Песнь моя летит с мольбою

Тихо в час ночной.

В рощу легкою стопою

Ты приди, друг мой…


Сам же затворник в иные минуты звучно топал по комнате в ритме запавших в память отдельных строк.


Не все ль равно, что люди говорят?

Иди за мной, и пусть себе толкуют.


И вдруг … строки неизвестного доселе американца Уолта Уитмена.

Мне тридцать семь,

я начинаю петь.

Я здесь не весь,

Не весь пришел из края,

Где сердце в восхищении поёт.

Я весь не помещаюсь

между башмаков и шляпой.


— И я, и я, и мне тридцать семь! Обо мне, обо мне! И я не помещаюсь!


Чиновников Прусского правительства интересует роль Бакунина в восстании.

— Я не был ни зачинщиком, ни предводителем сей революции, даже не знаю, имела ли она таковых?

Когда же следствие выложило на стол его письма и конверты, найденные в сундучке с бумагами, которые отобрали у арестованного, Бакунин напрочь "запамятовал" все адреса, имена и темы переписки, начинал говорить о пустяках, едва упоминались настоящие фамилии. Почти год длилось судебное разбирательство. Наконец, 17 марта 1850 года обвинение огласило ему смертный приговор.

По совету адвокатов, Михаил Бакунин написал Прошение о помиловании. Смертную казнь через повешение заменили пожизненным заключением по второй категории.

Александр Герцен публикует благородно-печальные строки о великом революционере, скрывшемся за толстыми стенами казематов.



Парусник «Байкал» скользил по морским волнам вдоль материкового берега в южном направлении. Справа вздымался гористый таежный сибирский берег. В кают-компании Геннадий Невельской с офицерами склонились над картой.

— Поначалу выясним главное: «теряется ли в песках бесполезная река Амур» или имеет устье, доступное для морских судов. Спустить три шлюпки.

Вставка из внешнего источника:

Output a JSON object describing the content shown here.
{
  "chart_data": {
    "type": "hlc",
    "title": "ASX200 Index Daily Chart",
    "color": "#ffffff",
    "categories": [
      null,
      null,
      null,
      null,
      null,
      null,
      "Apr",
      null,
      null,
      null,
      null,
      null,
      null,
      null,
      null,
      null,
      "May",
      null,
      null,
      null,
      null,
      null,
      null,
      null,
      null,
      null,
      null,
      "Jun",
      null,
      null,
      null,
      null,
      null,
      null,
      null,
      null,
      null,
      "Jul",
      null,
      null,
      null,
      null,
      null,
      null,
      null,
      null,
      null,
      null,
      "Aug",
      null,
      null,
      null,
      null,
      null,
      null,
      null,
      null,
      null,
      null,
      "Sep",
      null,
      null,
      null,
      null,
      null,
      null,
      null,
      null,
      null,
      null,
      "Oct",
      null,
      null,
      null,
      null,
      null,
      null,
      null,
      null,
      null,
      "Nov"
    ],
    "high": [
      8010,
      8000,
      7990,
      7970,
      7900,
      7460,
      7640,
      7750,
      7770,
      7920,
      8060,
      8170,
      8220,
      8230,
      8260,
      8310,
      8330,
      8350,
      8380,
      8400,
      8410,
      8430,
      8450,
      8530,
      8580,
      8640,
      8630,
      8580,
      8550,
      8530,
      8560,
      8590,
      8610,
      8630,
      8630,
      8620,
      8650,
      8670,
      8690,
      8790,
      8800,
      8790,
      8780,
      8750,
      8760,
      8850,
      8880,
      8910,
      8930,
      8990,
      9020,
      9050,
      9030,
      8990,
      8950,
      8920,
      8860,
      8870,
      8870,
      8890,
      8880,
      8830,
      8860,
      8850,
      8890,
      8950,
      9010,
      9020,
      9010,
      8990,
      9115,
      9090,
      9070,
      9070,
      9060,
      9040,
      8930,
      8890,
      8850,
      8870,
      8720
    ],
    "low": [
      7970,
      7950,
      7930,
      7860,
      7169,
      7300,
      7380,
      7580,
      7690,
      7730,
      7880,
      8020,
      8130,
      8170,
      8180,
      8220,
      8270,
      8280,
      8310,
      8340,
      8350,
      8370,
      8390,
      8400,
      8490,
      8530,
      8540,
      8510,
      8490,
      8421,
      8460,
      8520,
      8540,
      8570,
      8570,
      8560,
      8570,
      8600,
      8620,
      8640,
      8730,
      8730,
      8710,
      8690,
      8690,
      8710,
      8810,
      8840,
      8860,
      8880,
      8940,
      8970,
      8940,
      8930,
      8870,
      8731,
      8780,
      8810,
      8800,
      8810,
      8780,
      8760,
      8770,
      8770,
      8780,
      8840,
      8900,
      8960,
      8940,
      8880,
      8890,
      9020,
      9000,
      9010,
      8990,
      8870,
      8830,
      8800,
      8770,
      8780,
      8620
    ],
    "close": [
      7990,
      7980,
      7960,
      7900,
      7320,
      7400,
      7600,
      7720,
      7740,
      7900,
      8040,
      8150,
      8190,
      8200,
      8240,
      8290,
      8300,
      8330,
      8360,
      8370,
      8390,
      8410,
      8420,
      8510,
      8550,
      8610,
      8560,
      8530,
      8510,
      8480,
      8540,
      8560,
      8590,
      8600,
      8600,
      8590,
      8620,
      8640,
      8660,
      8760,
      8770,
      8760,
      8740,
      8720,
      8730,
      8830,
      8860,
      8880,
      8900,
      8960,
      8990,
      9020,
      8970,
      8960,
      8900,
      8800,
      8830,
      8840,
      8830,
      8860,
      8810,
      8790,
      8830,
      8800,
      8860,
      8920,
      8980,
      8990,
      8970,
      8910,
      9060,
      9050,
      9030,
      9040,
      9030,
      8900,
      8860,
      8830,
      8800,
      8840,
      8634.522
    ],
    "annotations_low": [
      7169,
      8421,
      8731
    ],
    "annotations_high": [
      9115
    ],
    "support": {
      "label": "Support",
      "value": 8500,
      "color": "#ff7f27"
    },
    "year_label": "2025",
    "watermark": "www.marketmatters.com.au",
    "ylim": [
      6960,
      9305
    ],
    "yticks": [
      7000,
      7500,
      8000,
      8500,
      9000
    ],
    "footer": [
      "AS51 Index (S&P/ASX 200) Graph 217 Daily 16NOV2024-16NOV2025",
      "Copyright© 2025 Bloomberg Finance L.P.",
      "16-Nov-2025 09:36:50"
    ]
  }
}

Невельской и четыре офицера разместились в шлюпках. Гребцы налегли на весла. Мимо потянулись каменистые обрывы, затаеженные скалы. Остановки, промеры глубин, записи, точки на карте.

— Семь аршин. Десять аршин.

Предчувствие волновало. Вот сейчас! Откроется! Сейчас отодвинется мыс, обойдем его и…

И мыс медленно отодвинулся. Мощное русло великой реки несло свои воды в океан.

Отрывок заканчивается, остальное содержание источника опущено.